Ich hab das ASUS A7N8X Deluxe und hab mir ne Maxtor mit 250 Gig und Serial ATA gegönnt. 

Aber irgendwie hab ich deftige Probleme mit jeglicher Einteilung von Partitionen. Ich hab alle Treiber aktualisiert und auch das BIOS (auf 1007).

Auch wenn ich XP neu aufspielen möchte, beschwert er sich nach der Formatierung mit ner Fehlermeldung.

Wer kann mir da helfen ?

MfG

Moritz


----------



## Iwein (12. Oktober 2003)

Mit was willste denn partitionieren?

Ich hab fast des gleiche Zeug nur ne 120gig von Maxtor und Win2k.


----------



## SiKiKingPin (12. Oktober 2003)

Quasi alles was mit Windows zutun hat, macht Ärger.

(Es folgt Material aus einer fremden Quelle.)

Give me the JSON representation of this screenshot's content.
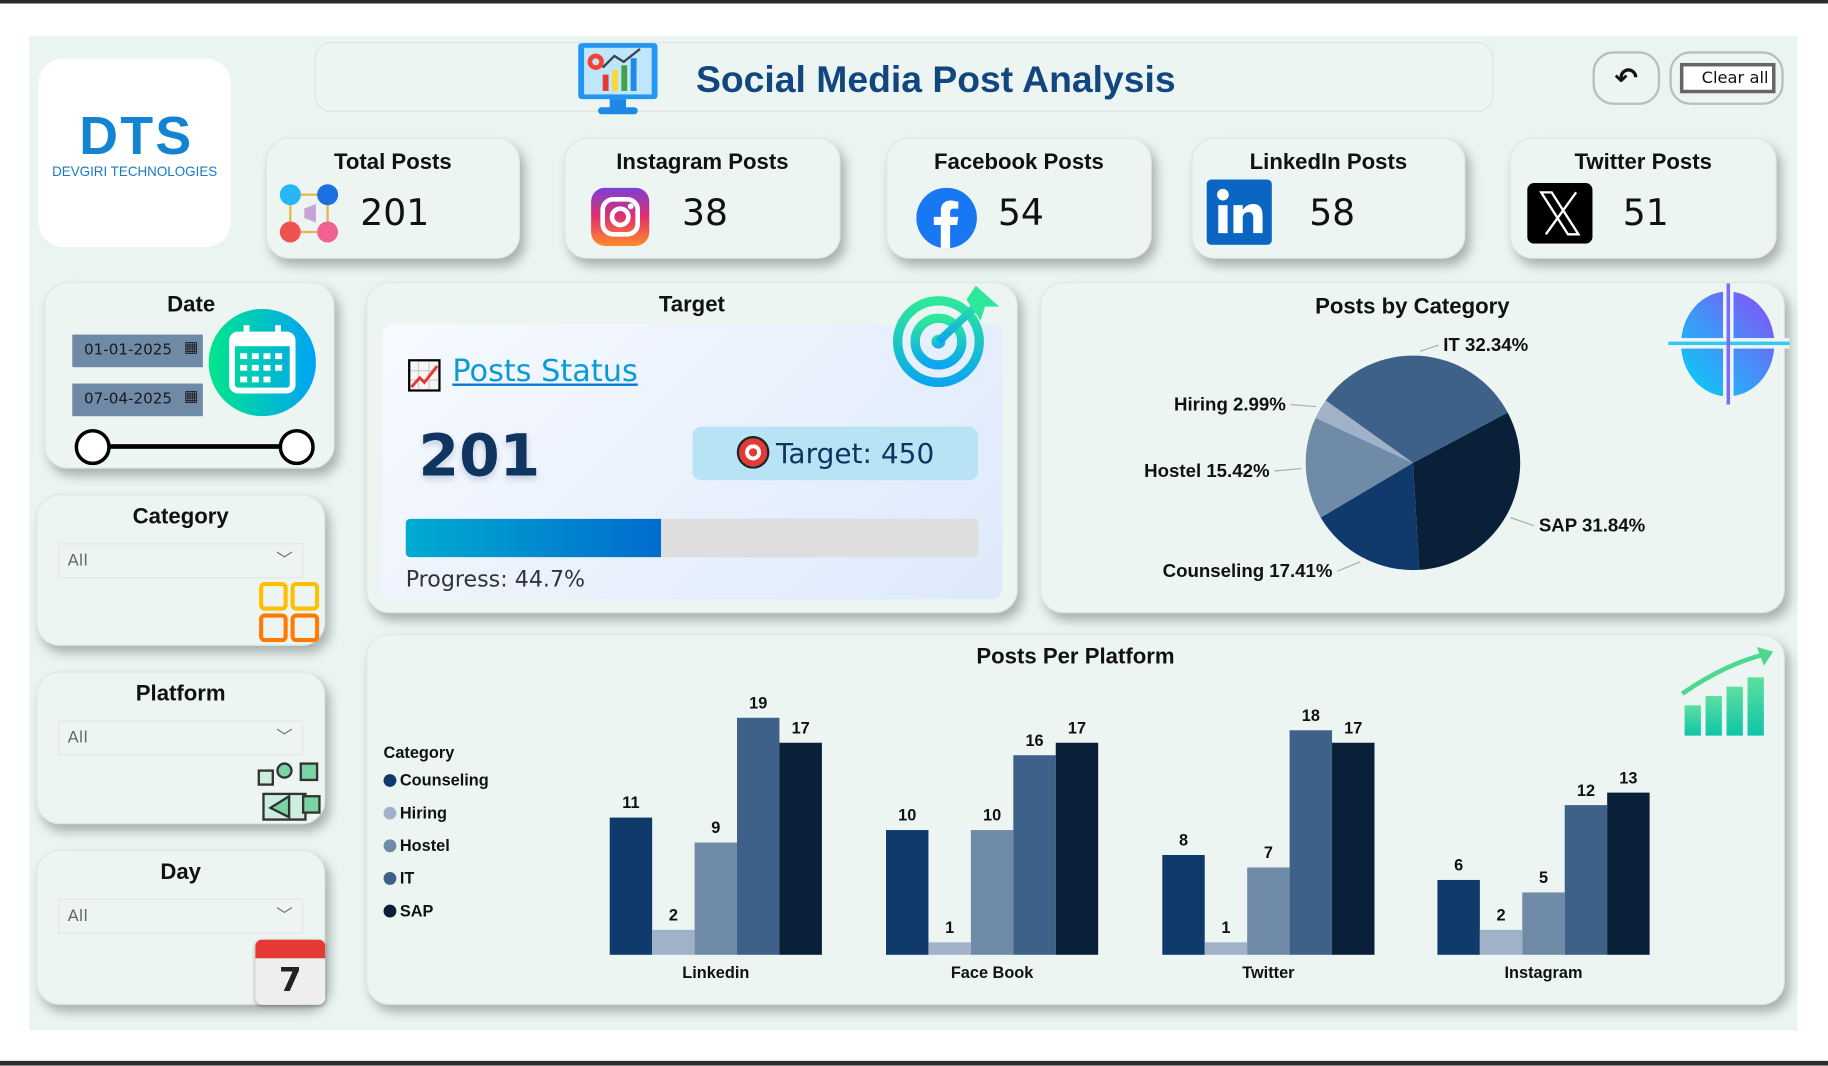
{
  "header": {
    "title": "Social Media Post Analysis",
    "clear_all": "Clear all"
  },
  "logo": {
    "text": "DTS",
    "subtitle": "DEVGIRI TECHNOLOGIES"
  },
  "kpis": [
    {
      "label": "Total Posts",
      "value": "201",
      "icon": "social-media-icon"
    },
    {
      "label": "Instagram Posts",
      "value": "38",
      "icon": "instagram-icon"
    },
    {
      "label": "Facebook Posts",
      "value": "54",
      "icon": "facebook-icon"
    },
    {
      "label": "LinkedIn Posts",
      "value": "58",
      "icon": "linkedin-icon"
    },
    {
      "label": "Twitter Posts",
      "value": "51",
      "icon": "x-icon"
    }
  ],
  "filters": {
    "date": {
      "title": "Date",
      "start": "01-01-2025",
      "end": "07-04-2025"
    },
    "category": {
      "title": "Category",
      "value": "All"
    },
    "platform": {
      "title": "Platform",
      "value": "All"
    },
    "day": {
      "title": "Day",
      "value": "All",
      "icon_number": "7"
    }
  },
  "target": {
    "title": "Target",
    "status_link": "Posts Status",
    "current": "201",
    "target_label": "Target: 450",
    "progress": 44.7,
    "progress_label": "Progress: 44.7%"
  },
  "chart_data": [
    {
      "type": "pie",
      "title": "Posts by Category",
      "slices": [
        {
          "name": "SAP",
          "value": 31.84,
          "label": "SAP 31.84%",
          "color": "#0a1f38"
        },
        {
          "name": "Counseling",
          "value": 17.41,
          "label": "Counseling 17.41%",
          "color": "#0f3a6b"
        },
        {
          "name": "Hostel",
          "value": 15.42,
          "label": "Hostel 15.42%",
          "color": "#6f8ba8"
        },
        {
          "name": "Hiring",
          "value": 2.99,
          "label": "Hiring 2.99%",
          "color": "#a0b2c8"
        },
        {
          "name": "IT",
          "value": 32.34,
          "label": "IT 32.34%",
          "color": "#3e6189"
        }
      ]
    },
    {
      "type": "bar",
      "title": "Posts Per Platform",
      "legend_title": "Category",
      "legend_position": "left",
      "categories": [
        "Linkedin",
        "Face Book",
        "Twitter",
        "Instagram"
      ],
      "series": [
        {
          "name": "Counseling",
          "color": "#0f3a6b",
          "values": [
            11,
            10,
            8,
            6
          ]
        },
        {
          "name": "Hiring",
          "color": "#a0b2c8",
          "values": [
            2,
            1,
            1,
            2
          ]
        },
        {
          "name": "Hostel",
          "color": "#6f8ba8",
          "values": [
            9,
            10,
            7,
            5
          ]
        },
        {
          "name": "IT",
          "color": "#3e6189",
          "values": [
            19,
            16,
            18,
            12
          ]
        },
        {
          "name": "SAP",
          "color": "#0a1f38",
          "values": [
            17,
            17,
            17,
            13
          ]
        }
      ]
    }
  ]
}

Gibt´s da noch andere Programme ?


----------



## IvanBigfoot (21. Dezember 2003)

hi alle Hab GENAU DAS SELBE SYSTEM! S-ATA Matrox 120gig und das ASUS A7N8X Deluxe ! Ich hab leider noch nix geupdatet, n paar links wären VERDAMMT hilfreich, bin schon langsam am verzweifeln;(

Bei der WinXP prof installation labbat der was von wegen er kann keine Festplatten finden...auch wenn ich beim setup F6 am anfang drücke, findet der keine controller etc. für S-ATA  und diskette bzw. CD war bei matrox net dabei :/(( HILFE!


----------



## IvanBigfoot (22. Dezember 2003)

Warum antwortet hier keiner ? Hat kein anderer solche pr0bs?!


----------



## Goofman (24. Dezember 2003)

Hi zusammen
zum Problem von dir, IvanBigfoot:
Auf der CD deines Mainboards sind auch die Treiber zu deinem SATA-Controller
Kopier diese auf eine Diskette und dann drück F6 beim Setup. Das müßte dann tun!
Falls net, dann achte mal darauf, ob dein Rechner beim Hochfahren die SATA Platte erkennt (wird überhaupt der Controller erkannt)
Wenn nicht, dann auf dem Mainboard umjumpern (in der nähe vom BIOS-Reset )
;-)    
Ich hoffe ich konnte dir helfen!

Mfg Goofman


----------



## IvanBigfoot (24. Dezember 2003)

Joa, ich werd mal mein Ergebnis posten...DANKE!


----------